Texte intégral
RÉPUBLIQUE FRANÇAISE
AU NOM DU PEUPLE FRANÇAIS
COUR D'APPEL DE PARIS
L. 742-1 et suivants du Code de l'entrée et du séjour
des étrangers et du droit d'asile
ORDONNANCE DU 03 décembre 2025
(1 pages)
Numéro d'inscription au répertoire général et de décision : B N° RG 25/06700 - N° Portalis 35L7-V-B7J-CMLCC
Décision déférée : ordonnance rendue le 01 décembre 2025, à 12h12, par le magistrat du siège du tribunal judiciaire de Paris
Nous, Laurent Ben-Kemoun, président de chambre à la cour d'appel de Paris, agissant par délégation du premier président de cette cour, assisté de Ophanie Kerloc'h, greffière aux débats et au prononcé de l'ordonnance,
APPELANT
LE PREFET POLICE
représenté par Me Oriane Camus pour le cabinet Schwilden-Gabet, avocat au barreau de la Seine-Saint-Denis
INTIMÉ
M. [O] [N]
né le 13 mai 1986 à [Localité 2], de nationalité malienne
demeurant : [Adresse 1]
LIBRE, non comparant, non représenté, convoqué par le commissariat territorialement compétent à l'adresse ci-dessus indiquée ;
MINISTÈRE PUBLIC, avisé de la date et de l'heure de l'audience,
ORDONNANCE :
- réputée contradictoire,
- prononcée en audience publique,
- Vu l'ordonnance du 01 décembre 2025 du magistrat du siège du tribunal judiciaire de Paris constatant l'irrégularité de la procédure, disant n'y avoir lieu à mesure de surveillance et de contrôle et rappelant à l'intéressé qu'il a l'obligation de quitter le territoire national ;
- Vu l'appel motivé interjeté le 01 décembre 2025, à 14h48, par le conseil du préfet de police ;
- Après avoir entendu les observations du conseil du préfet tendant à l'infirmation de l'ordonnance ;
SUR QUOI,
Sur le fond, le conseil de la préfecture fait valoir avec raison que le procés-verbal de fin de garde à vue mentionne expressément que M. [N] a bénéficié du concours d'un interprète en bambara et que la procédure est donc régulière.
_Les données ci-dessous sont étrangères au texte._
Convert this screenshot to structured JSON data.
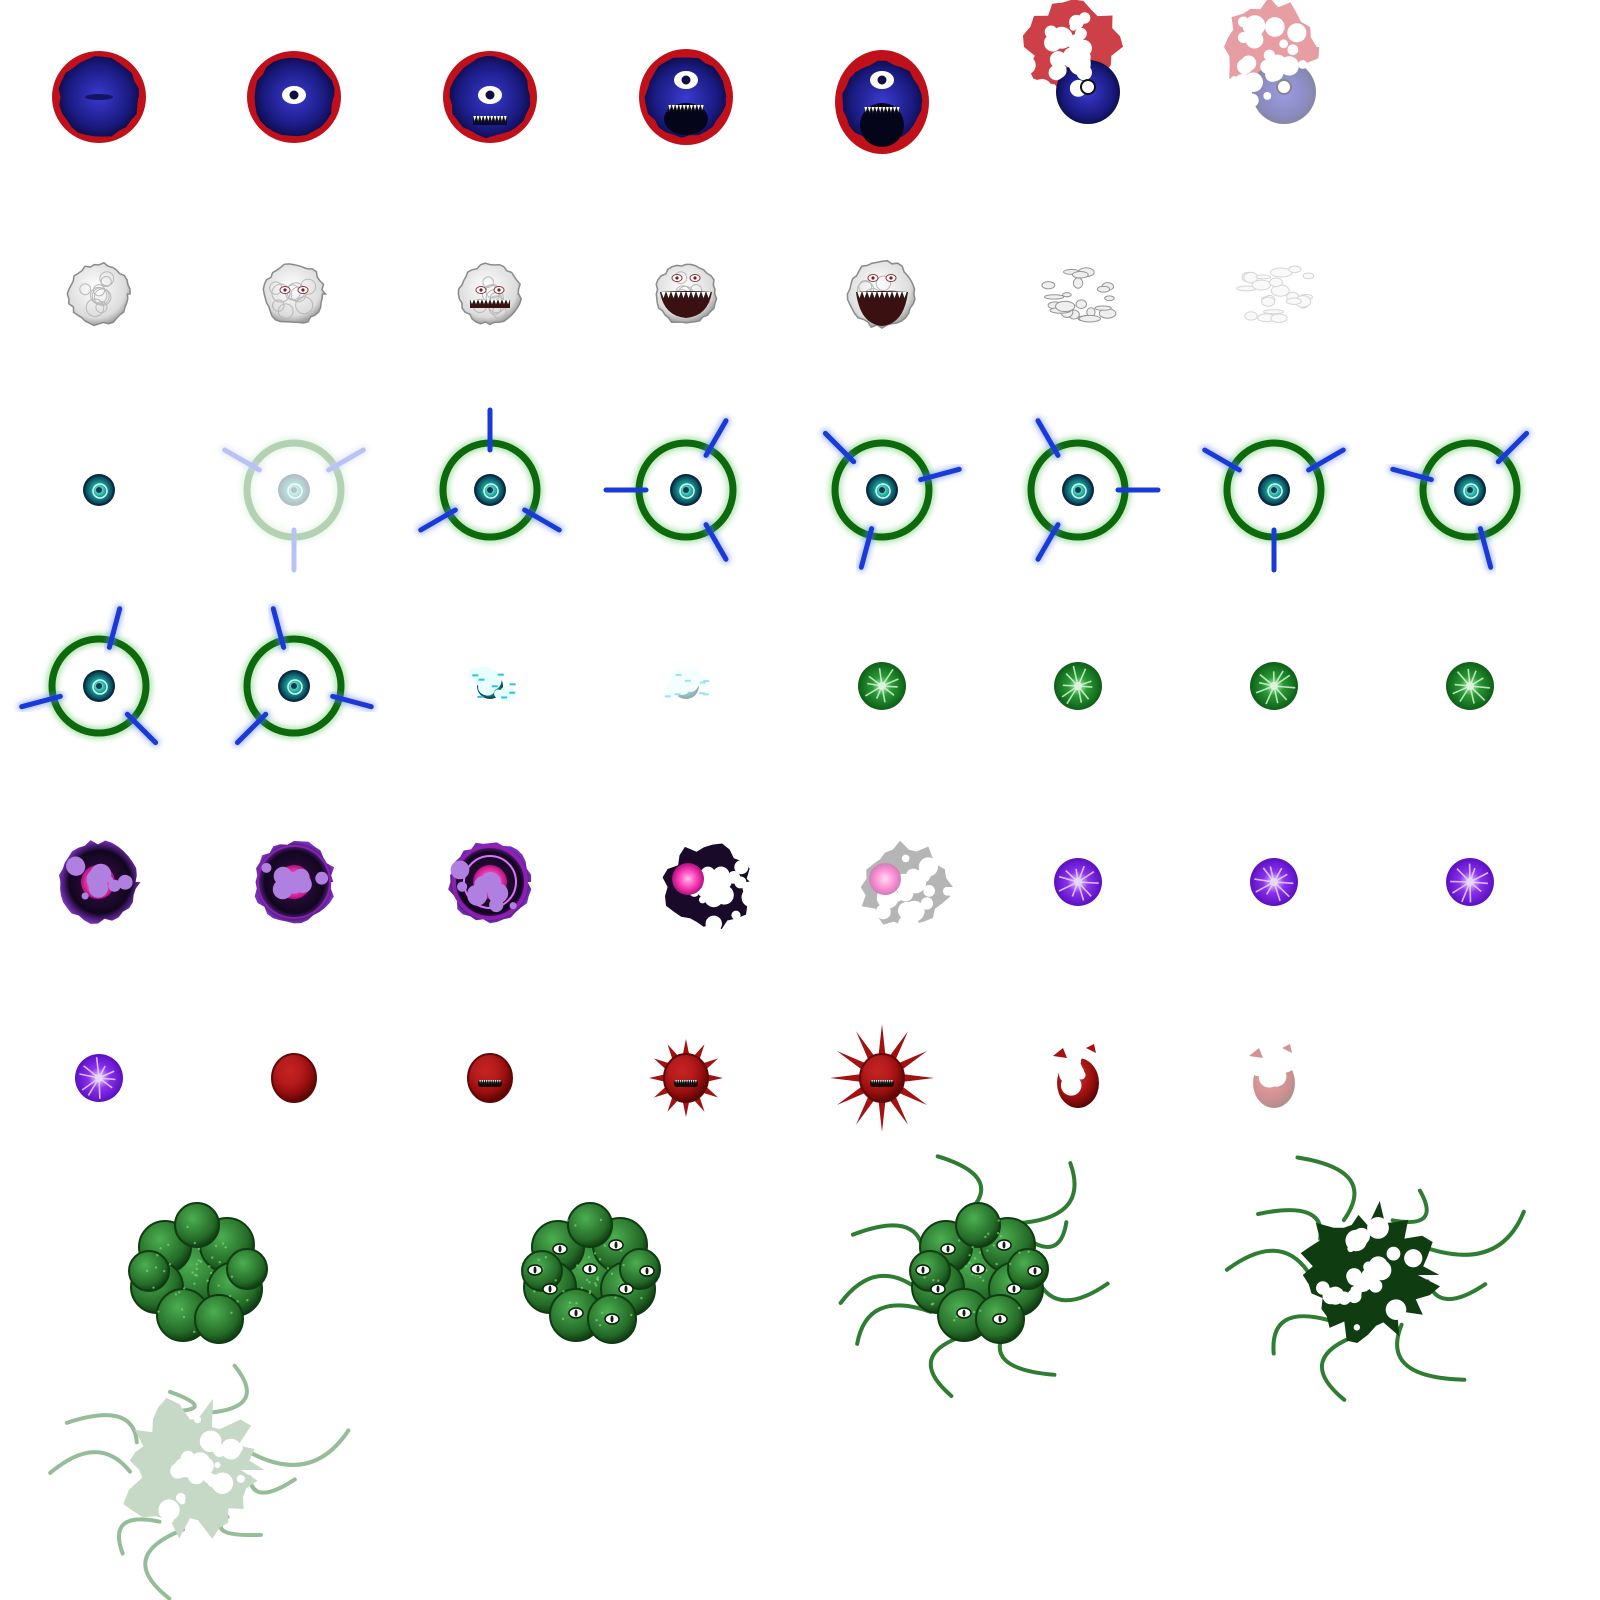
{
  "sheet": {
    "background": "#ffffff",
    "rows": [
      {
        "name": "blue-eye-blob",
        "frames": [
          "closed",
          "eye-open",
          "eye-teeth",
          "mouth-open",
          "mouth-wide",
          "burst",
          "burst-fade"
        ],
        "colors": {
          "rim": "#c0101a",
          "core": "#2a2aa0",
          "core_dark": "#141460",
          "eye": "#ffffff"
        }
      },
      {
        "name": "white-brain-blob",
        "frames": [
          "idle",
          "eyes",
          "teeth",
          "mouth-open",
          "mouth-wide",
          "burst",
          "burst-fade"
        ],
        "colors": {
          "body": "#eeeeee",
          "outline": "#8a8a8a",
          "mouth": "#3a1010"
        }
      },
      {
        "name": "green-ring-spinner",
        "frames": [
          "core",
          "spawn-fade",
          "spin-1",
          "spin-2",
          "spin-3",
          "spin-4",
          "spin-5",
          "spin-6",
          "spin-7",
          "spin-8",
          "burst",
          "burst-fade"
        ],
        "colors": {
          "ring": "#0c6a0c",
          "glow": "#7fd07f",
          "spoke": "#1a3ad8",
          "core": "#1aa79a"
        }
      },
      {
        "name": "green-star-orb",
        "frames": [
          "pulse-1",
          "pulse-2",
          "pulse-3",
          "pulse-4"
        ],
        "colors": {
          "body": "#1f8a2a",
          "star": "#d8f5d8"
        }
      },
      {
        "name": "pink-core-purple-blob",
        "frames": [
          "idle",
          "glow",
          "glow-ring",
          "burst",
          "burst-fade"
        ],
        "colors": {
          "body": "#1a0a2a",
          "core": "#ff4fc0",
          "glow": "#a020c0"
        }
      },
      {
        "name": "purple-star-orb",
        "frames": [
          "pulse-1",
          "pulse-2",
          "pulse-3",
          "pulse-4"
        ],
        "colors": {
          "body": "#7a1ee6",
          "star": "#e8d8ff"
        }
      },
      {
        "name": "red-cell",
        "frames": [
          "idle",
          "teeth",
          "spikes",
          "spikes-wide",
          "burst",
          "burst-fade"
        ],
        "colors": {
          "body": "#a51010",
          "dark": "#600808"
        }
      },
      {
        "name": "green-eyed-cluster",
        "frames": [
          "idle",
          "eyes",
          "tentacles",
          "burst",
          "burst-fade"
        ],
        "colors": {
          "body": "#2e7d32",
          "dark": "#103c12",
          "eye": "#ffffff"
        }
      }
    ]
  }
}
Dès lors, il convient en conséquence d'infirmer l'ordonnance entreprise.
PAR CES MOTIFS
INFIRMONS l'ordonnance,
STATUANT À NOUVEAU,
DECLARONS recevable la requête en contestation du placement en rétention, la rejetons
DECLARONS recevable la requête du préfet,
ORDONNONS la prolongation de la rétention de M. [O] [N] dans les locaux ne dépendant pas de l'administration pénitentiaire, pour une durée de 26 jours,
ORDONNONS la remise immédiate au procureur général d'une expédition de la présente ordonnance.
Fait à [Localité 3] le 03 décembre 2025 à
LE GREFFIER, LE PRÉSIDENT,
REÇU NOTIFICATION DE L'ORDONNANCE ET DE L'EXERCICE DES VOIES DE RECOURS:
Pour information:
L'ordonnance n'est pas susceptible d'opposition.
Le pourvoi en cassation est ouvert à l'étranger, à l'autorité administrative qui a prononcé le maintien en zone d'attente ou la rétention et au ministère public.
Le délai de pourvoi en cassation est de deux mois à compter de la notification.
Le pourvoi est formé par déclaration écrite remise au secrétariat greffe de la Cour de cassation par l'avocat au Conseil d'Etat et à la Cour de cassation constitué par le demandeur.